0

I want to initialize a large 2-dimensional array (say 1000x1000, though I'd like to go even larger) to all -1 in C++.

If my array were 1-dimensional, I know I could do:

int my_array[1000];
memset(my_array, -1, sizeof(my_array));

However, memset does not allow for initializing all the elements of an array to be another array. I know I could just make a 1-dimensional array of length 1000000, but for readability's sake I would prefer a 2-dimensional array. I could also just loop through the 2-dimensional array to set the values after initializing it to all 0, but this bit of code will be run many times in my program and I'm not sure how fast that would be. What's the best way of achieving this?

Edited to add minimal reproducible example:

int my_array[1000][1000];
// I want my_array[i][j] to be -1 for each i, j
kccu
  • 283
  • 2
  • 10
  • Please provide [mcve] - the declared 2D array and how would you like to initialize it. If you are concerned about speed, the 2D array can be stored inside the 1D and indexed appropriately. – Quimby Jul 16 '19 at 15:23
  • Loop throu two dimensions. As long as you don't do anything fancy, your optimizer should optimize this code just fine. – Radosław Cybulski Jul 16 '19 at 15:23
  • Note that 1,000,000 `int`s will exceed the available Automatic Storage on a lot of systems. – user4581301 Jul 16 '19 at 15:28

3 Answers3

1

With GNU GCC you can:

int my_array[1000][1000] = { [0 .. 999] = { [0 .. 999] = -1, }, };

With any other compiler you need to:

int my_array[1000][1000] = { { -1, -1, -1, .. repeat -1 1000 times }, ... repeat { } 1000 times ... };

Side note: The following is doing assignment, not initialization:

int my_array[1000][1000];
for (auto&& i : my_array) 
    for (auto&& j : i)
        j = -1;

Is there any real difference between doing what you wrote and doing for(int i=0; i<1000; i++){ for(int j=0; j<1000; j++){ my_array[i][j]=-1; } }?
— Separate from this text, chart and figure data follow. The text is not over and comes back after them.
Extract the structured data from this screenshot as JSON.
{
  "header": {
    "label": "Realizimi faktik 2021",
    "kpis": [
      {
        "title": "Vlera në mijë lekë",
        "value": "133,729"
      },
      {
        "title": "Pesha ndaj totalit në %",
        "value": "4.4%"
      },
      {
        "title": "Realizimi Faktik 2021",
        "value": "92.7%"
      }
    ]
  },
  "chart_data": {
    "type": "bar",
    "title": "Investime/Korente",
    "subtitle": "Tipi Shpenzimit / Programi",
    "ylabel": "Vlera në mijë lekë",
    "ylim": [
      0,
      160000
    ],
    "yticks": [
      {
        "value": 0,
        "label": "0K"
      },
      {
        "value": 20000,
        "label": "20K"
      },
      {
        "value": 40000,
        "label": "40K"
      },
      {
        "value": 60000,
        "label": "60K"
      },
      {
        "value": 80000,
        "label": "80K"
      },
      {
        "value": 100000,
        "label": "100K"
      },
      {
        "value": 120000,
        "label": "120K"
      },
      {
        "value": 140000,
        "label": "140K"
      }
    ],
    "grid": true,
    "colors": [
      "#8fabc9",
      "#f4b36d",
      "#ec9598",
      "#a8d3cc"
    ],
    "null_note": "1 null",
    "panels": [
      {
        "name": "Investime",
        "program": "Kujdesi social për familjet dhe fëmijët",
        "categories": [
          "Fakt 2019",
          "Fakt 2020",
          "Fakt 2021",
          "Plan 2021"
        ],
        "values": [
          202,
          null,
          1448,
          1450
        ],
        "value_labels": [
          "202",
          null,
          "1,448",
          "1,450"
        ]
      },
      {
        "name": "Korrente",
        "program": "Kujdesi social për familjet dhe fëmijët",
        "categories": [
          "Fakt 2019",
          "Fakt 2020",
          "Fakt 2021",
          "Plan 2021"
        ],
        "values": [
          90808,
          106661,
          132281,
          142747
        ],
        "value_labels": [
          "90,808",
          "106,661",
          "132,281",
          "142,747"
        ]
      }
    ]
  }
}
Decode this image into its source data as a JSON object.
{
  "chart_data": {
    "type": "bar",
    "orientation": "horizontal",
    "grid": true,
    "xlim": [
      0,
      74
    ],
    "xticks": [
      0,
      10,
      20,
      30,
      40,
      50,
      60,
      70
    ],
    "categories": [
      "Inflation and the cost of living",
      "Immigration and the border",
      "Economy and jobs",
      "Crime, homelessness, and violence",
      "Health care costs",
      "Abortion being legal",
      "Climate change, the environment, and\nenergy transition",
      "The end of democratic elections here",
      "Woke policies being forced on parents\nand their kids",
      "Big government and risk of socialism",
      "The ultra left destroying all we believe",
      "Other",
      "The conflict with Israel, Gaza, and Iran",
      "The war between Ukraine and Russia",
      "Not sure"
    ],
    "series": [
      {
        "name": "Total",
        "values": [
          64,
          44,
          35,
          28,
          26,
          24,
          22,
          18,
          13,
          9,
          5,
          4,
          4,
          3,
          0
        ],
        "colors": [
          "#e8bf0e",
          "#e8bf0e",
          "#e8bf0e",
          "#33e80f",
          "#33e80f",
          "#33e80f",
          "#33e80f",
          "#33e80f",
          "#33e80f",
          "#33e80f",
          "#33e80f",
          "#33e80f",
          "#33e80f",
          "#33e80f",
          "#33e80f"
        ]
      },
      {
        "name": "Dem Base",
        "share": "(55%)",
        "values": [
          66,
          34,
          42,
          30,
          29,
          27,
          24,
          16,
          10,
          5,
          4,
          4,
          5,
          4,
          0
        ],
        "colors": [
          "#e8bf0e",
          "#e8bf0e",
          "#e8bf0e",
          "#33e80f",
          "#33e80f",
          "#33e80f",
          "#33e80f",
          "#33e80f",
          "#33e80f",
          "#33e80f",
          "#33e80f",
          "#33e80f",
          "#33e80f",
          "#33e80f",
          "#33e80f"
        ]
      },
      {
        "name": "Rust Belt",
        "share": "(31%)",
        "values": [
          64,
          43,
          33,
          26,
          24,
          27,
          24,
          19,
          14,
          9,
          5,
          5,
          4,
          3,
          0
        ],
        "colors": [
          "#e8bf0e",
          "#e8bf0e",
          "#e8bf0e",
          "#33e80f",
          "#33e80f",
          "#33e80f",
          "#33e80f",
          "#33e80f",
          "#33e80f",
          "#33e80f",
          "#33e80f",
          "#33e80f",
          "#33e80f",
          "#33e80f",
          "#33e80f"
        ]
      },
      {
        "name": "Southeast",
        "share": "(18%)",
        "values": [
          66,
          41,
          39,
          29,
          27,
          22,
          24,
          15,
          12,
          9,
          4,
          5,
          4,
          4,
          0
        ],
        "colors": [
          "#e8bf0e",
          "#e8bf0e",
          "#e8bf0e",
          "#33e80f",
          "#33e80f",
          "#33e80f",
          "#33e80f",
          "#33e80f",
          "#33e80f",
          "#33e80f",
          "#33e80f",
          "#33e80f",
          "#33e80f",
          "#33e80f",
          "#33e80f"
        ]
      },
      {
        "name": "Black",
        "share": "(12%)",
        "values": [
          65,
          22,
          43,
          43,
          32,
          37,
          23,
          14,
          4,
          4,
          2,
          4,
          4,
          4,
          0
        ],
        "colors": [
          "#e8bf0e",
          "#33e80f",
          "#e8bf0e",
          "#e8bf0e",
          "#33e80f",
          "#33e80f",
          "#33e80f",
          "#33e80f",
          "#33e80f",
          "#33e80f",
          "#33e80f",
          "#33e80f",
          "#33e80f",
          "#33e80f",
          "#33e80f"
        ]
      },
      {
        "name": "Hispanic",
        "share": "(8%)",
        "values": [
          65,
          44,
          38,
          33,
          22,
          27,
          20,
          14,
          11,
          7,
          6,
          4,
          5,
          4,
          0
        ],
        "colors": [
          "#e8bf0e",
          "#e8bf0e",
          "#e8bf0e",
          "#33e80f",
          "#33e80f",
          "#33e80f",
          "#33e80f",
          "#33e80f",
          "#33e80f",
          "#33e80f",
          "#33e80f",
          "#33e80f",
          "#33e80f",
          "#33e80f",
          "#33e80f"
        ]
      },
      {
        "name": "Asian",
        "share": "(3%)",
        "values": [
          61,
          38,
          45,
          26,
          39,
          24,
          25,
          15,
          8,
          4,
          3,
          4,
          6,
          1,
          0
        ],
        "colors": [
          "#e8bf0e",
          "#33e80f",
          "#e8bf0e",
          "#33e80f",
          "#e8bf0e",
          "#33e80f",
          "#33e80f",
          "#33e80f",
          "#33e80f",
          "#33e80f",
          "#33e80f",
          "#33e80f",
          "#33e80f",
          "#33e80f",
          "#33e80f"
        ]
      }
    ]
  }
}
It depends. If you have a bad compiler, you compile without optimization, etc., then yes. Most probably, no. Anyway, don't use indexes. I believe the range based for loop in this case roughly translates to something like this:

for (int (*i)[1000]  = my_array; i < my_array + 1000; ++i)
   for (int *j = *i; j < *i + 1000; ++j)
        *j = -1;

Side note: Ach! It hurts to calculate my_array + 1000 and *i + 1000 each loop. That's like 3 operations done each loop. This cpu time wasted! It can be easily optimized to:

for (int (*i)[1000]  = my_array, (*max_i)[1000] = my_array + 10000; i < max_i; ++i)
   for (int *j = *i, *max_j = *i + 1000; j < max_j; ++j)
        *j = -1;

The my_array[i][j] used in your loop, translates into *(*(my_array + i) + j) (see aarray subscript operator). That from pointer arithmetics is equal to *(*((uintptr_t)my_array + i * sizeof(int**)) + j * sizeof(int*)). Counting operations, my_array[i][j] is behind the scenes doing multiplication, addition, dereference, multiplication, addition, derefence - like six operations. (When using bad or non-optimizing compiler), your version could be way slower.

That said, a good compiler should optimize each version to the same code, as shown here.

And are either of these significantly slower than just initializing it explicitly by typing a million -1's?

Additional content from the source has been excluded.